After her time in the prosecutor’s office, McMorrow was elected to the Cook County bench in 1976 and a decade later, to the First District Appellate Court, where she was became the first woman to chair the court’s executive committee.

McMorrow then went on to make history as the first woman to serve on the state Supreme Court in 1992 and then, the first female chief justice in 2002. She retired in 2005.

When she was sworn in as chief justice, McMorrow, according to the court’s release, said “I am the 115th chief justice of the Supreme Court of Illinois. You will notice after I take off my robe that I am the only one of the 114 chief justices who preceded me that wears a skirt.”

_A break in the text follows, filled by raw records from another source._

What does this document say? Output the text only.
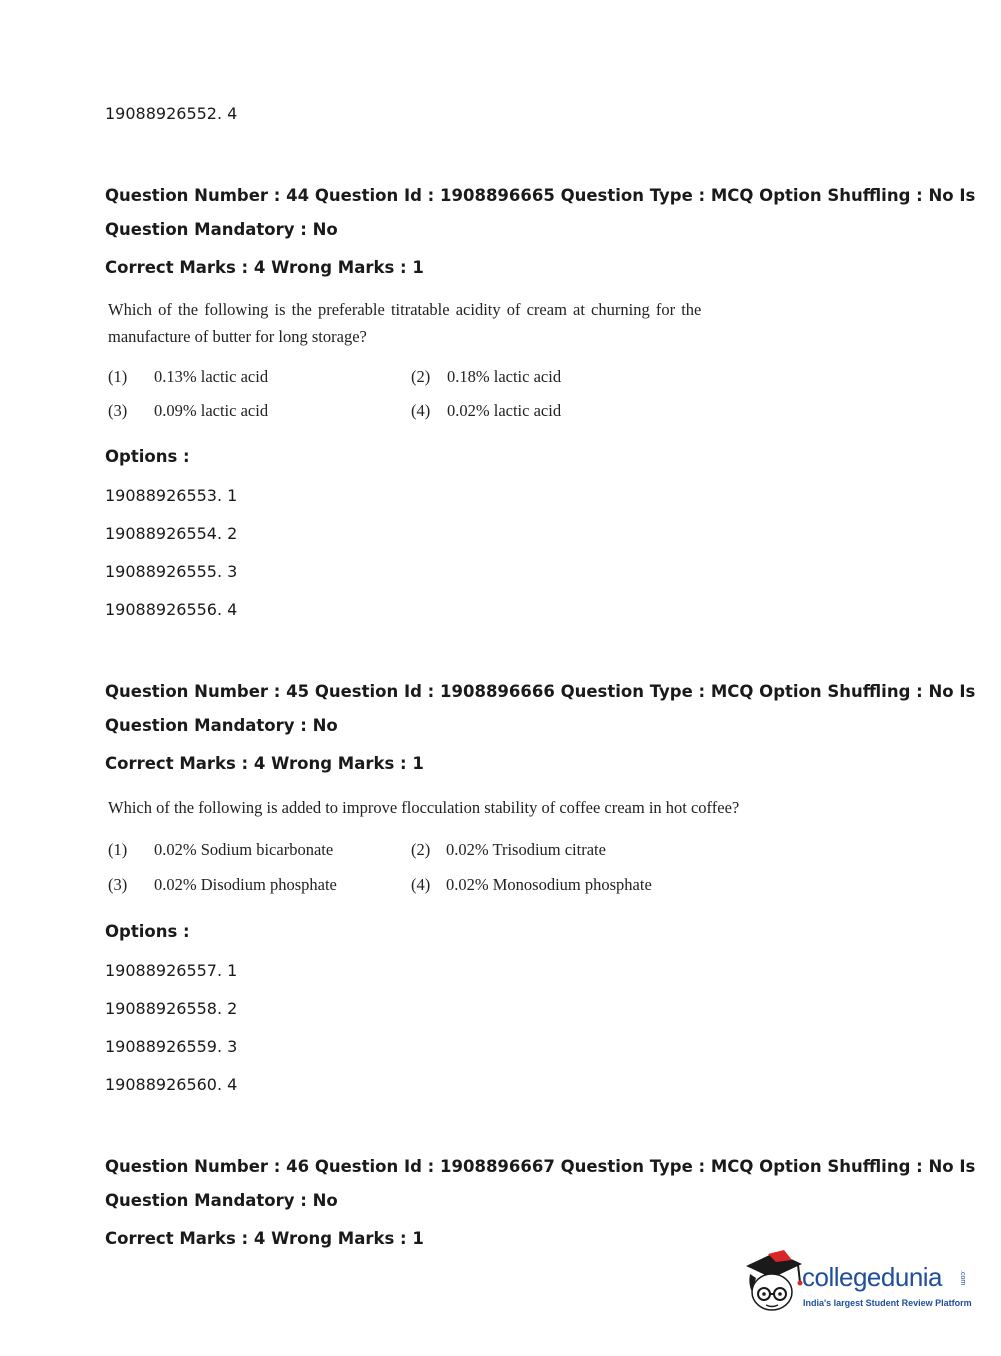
19088926552. 4
Question Number : 44 Question Id : 1908896665 Question Type : MCQ Option Shuffling : No Is
Question Mandatory : No
Correct Marks : 4 Wrong Marks : 1
Which of the following is the preferable titratable acidity of cream at churning for the
manufacture of butter for long storage?
(1) 0.13% lactic acid	(2) 0.18% lactic acid
(3) 0.09% lactic acid	(4) 0.02% lactic acid
Options :
19088926553. 1
19088926554. 2
19088926555. 3
19088926556. 4
Question Number : 45 Question Id : 1908896666 Question Type : MCQ Option Shuffling : No Is
Question Mandatory : No
Correct Marks : 4 Wrong Marks : 1
Which of the following is added to improve flocculation stability of coffee cream in hot coffee?
(1) 0.02% Sodium bicarbonate	(2) 0.02% Trisodium citrate
(3) 0.02% Disodium phosphate	(4) 0.02% Monosodium phosphate
Options :
19088926557. 1
19088926558. 2
19088926559. 3
19088926560. 4
Question Number : 46 Question Id : 1908896667 Question Type : MCQ Option Shuffling : No Is
Question Mandatory : No
Correct Marks : 4 Wrong Marks : 1
collegedunia .com
India's largest Student Review Platform
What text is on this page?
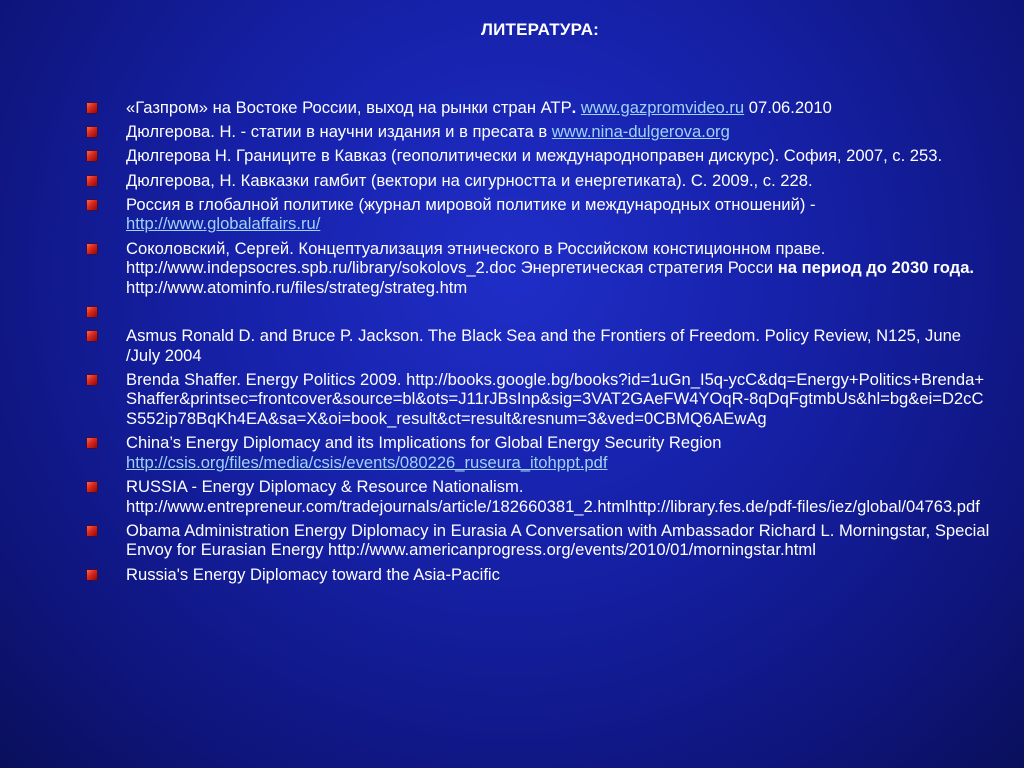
ЛИТЕРАТУРА:
«Газпром» на Востоке России, выход на рынки стран АТР. www.gazpromvideo.ru 07.06.2010
Дюлгерова. Н. - статии в научни издания и в пресата в www.nina-dulgerova.org
Дюлгерова Н. Границите в Кавказ (геополитически и международноправен дискурс). София, 2007, с. 253.
Дюлгерова, Н. Кавказки гамбит (вектори на сигурността и енергетиката). С. 2009., с. 228.
Россия в глобалной политике (журнал мировой политике и международных отношений) - http://www.globalaffairs.ru/
Соколовский, Сергей. Концептуализация этнического в Российском констиционном праве. http://www.indepsocres.spb.ru/library/sokolovs_2.doc Энергетическая стратегия Росси на период до 2030 года. http://www.atominfo.ru/files/strateg/strateg.htm
Asmus Ronald D. and Bruce P. Jackson. The Black Sea and the Frontiers of Freedom. Policy Review, N125, June /July 2004
Brenda Shaffer. Energy Politics 2009. http://books.google.bg/books?id=1uGn_I5q-ycC&dq=Energy+Politics+Brenda+Shaffer&printsec=frontcover&source=bl&ots=J11rJBsInp&sig=3VAT2GAeFW4YOqR-8qDqFgtmbUs&hl=bg&ei=D2cCS552ip78BqKh4EA&sa=X&oi=book_result&ct=result&resnum=3&ved=0CBMQ6AEwAg
China’s Energy Diplomacy and its Implications for Global Energy Security Region http://csis.org/files/media/csis/events/080226_ruseura_itohppt.pdf
RUSSIA - Energy Diplomacy & Resource Nationalism. http://www.entrepreneur.com/tradejournals/article/182660381_2.htmlhttp://library.fes.de/pdf-files/iez/global/04763.pdf
Obama Administration Energy Diplomacy in Eurasia A Conversation with Ambassador Richard L. Morningstar, Special Envoy for Eurasian Energy http://www.americanprogress.org/events/2010/01/morningstar.html
Russia's Energy Diplomacy toward the Asia-Pacific
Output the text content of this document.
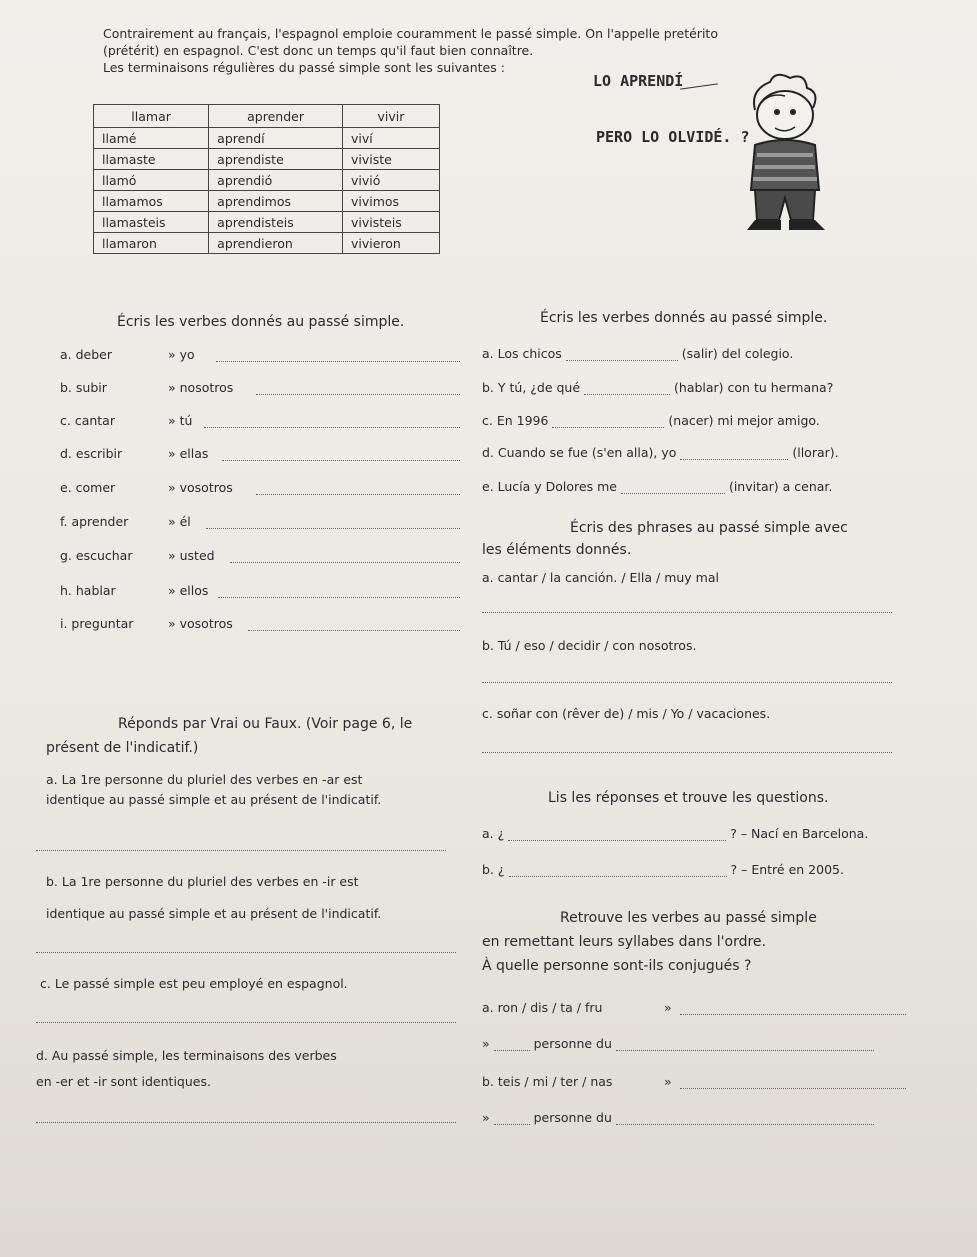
Contrairement au français, l'espagnol emploie couramment le passé simple. On l'appelle pretérito
(prétérit) en espagnol. C'est donc un temps qu'il faut bien connaître.
Les terminaisons régulières du passé simple sont les suivantes :
llamar	aprender	vivir
llamé	aprendí	viví
llamaste	aprendiste	viviste
llamó	aprendió	vivió
llamamos	aprendimos	vivimos
llamasteis	aprendisteis	vivisteis
llamaron	aprendieron	vivieron
LO APRENDÍ
PERO LO OLVIDÉ. ?
Écris les verbes donnés au passé simple.
a. deber	» yo
b. subir	» nosotros
c. cantar	» tú
d. escribir	» ellas
e. comer	» vosotros
f. aprender	» él
g. escuchar	» usted
h. hablar	» ellos
i. preguntar	» vosotros
Écris les verbes donnés au passé simple.
a. Los chicos	(salir) del colegio.
b. Y tú, ¿de qué	(hablar) con tu hermana?
c. En 1996	(nacer) mi mejor amigo.
d. Cuando se fue (s'en alla), yo	(llorar).
e. Lucía y Dolores me	(invitar) a cenar.
Écris des phrases au passé simple avec
les éléments donnés.
a. cantar / la canción. / Ella / muy mal
b. Tú / eso / decidir / con nosotros.
c. soñar con (rêver de) / mis / Yo / vacaciones.
Réponds par Vrai ou Faux. (Voir page 6, le
présent de l'indicatif.)
a. La 1re personne du pluriel des verbes en -ar est
identique au passé simple et au présent de l'indicatif.
b. La 1re personne du pluriel des verbes en -ir est
identique au passé simple et au présent de l'indicatif.
c. Le passé simple est peu employé en espagnol.
d. Au passé simple, les terminaisons des verbes
en -er et -ir sont identiques.
Lis les réponses et trouve les questions.
a. ¿	? – Nací en Barcelona.
b. ¿	? – Entré en 2005.
Retrouve les verbes au passé simple
en remettant leurs syllabes dans l'ordre.
À quelle personne sont-ils conjugués ?
a. ron / dis / ta / fru	»
»	personne du
b. teis / mi / ter / nas	»
»	personne du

Chief Justice Thomas Kilbride said in a statement that as the first woman on the high court, McMorrow “was an inspiration to all women in the law in Illinois.”

“But through her courage, perseverance, wisdom, and character, she was a role model for all lawyers, regardless of gender,” he added. “Her legacy looms large over the Illinois legal system, evidenced by the fact we are the first court to include three women.”


During her time on the Supreme Court, McMorrow was involved in “tens of thousands” of cases, according to the court’s release that noted she authored 225 majority opinions and another 85 separate concurring or dissenting opinions.

One of the most well-known majority opinions she wrote came in 1997 in Best v. Taylor Machine Works. The court in that case held that tort-reform legislation seeking to cap non-economic damages for those injured through negligence was unconstitutional.


Tom Keefe, a Belleville attorney and interim dean at St. Louis University School of Law, said he argued before McMorrow during her time on the Supreme Court and occasionally ran into her at bar association events.

“I thought she was a very fine woman and distinguished jurist,” Keefe said. “She was very fair and very professional in my experiences in front of her. I thought she always treated litigants with respect and was well prepared.”

Her death, he said, is “certainly a loss for the profession.”

As president of the Women’s Bar Association of Illinois (WBAI), Karina Zabicki DeHayes said her group didn’t just lose a pioneer in the profession, but a friend.


McMorrow served as president of the WBAI from 1974 to 1975, but remained active with the group up until her passing, including attending a Jan. 31 event, DeHayes said.


“The one thing about Justice McMorrow was that she was very accessible,” she said. “When she went to events, she would make a point to reach out to some of the younger women and talk to them about what things were like when she was a young female attorney and the struggles that women faced then.”


In reading news articles about McMorrow’s death, DeHayes said she learned that the late justice believed being persuasive was better than being confrontational when it came to working with men.


McMorrow’s sentiment, DeHayes said, goes along with the WBAI’s theme for this year, “Women and Men Partnering for Excellence.”


“Seeing men as allies is something that I think was part of her spirit, a principle she stood for,” DeHayes said, adding that McMorrow gave so much to the WBAI over the years in both support and as a symbol of inspiration.


Saying that she feels privileged to have known McMorrow, Simon said the late justice managed to be a pioneer in the profession with grace.


Even though she was retired, Simon said McMorrow continued to attend events, like the luncheon at SIUC, to answer questions from aspiring attorneys in her ongoing mission to improve the legal profession.  


She was friendly to everyone and had a great sense of humor, Simon said, recalling the last time she and her husband had lunch with McMorrow.


“We had so much fun. We went to a restaurant that she went to often enough that the waiters were charmed by her and knew exactly what she wanted,” Simon said. “I think it was half the fish and all of the dessert.”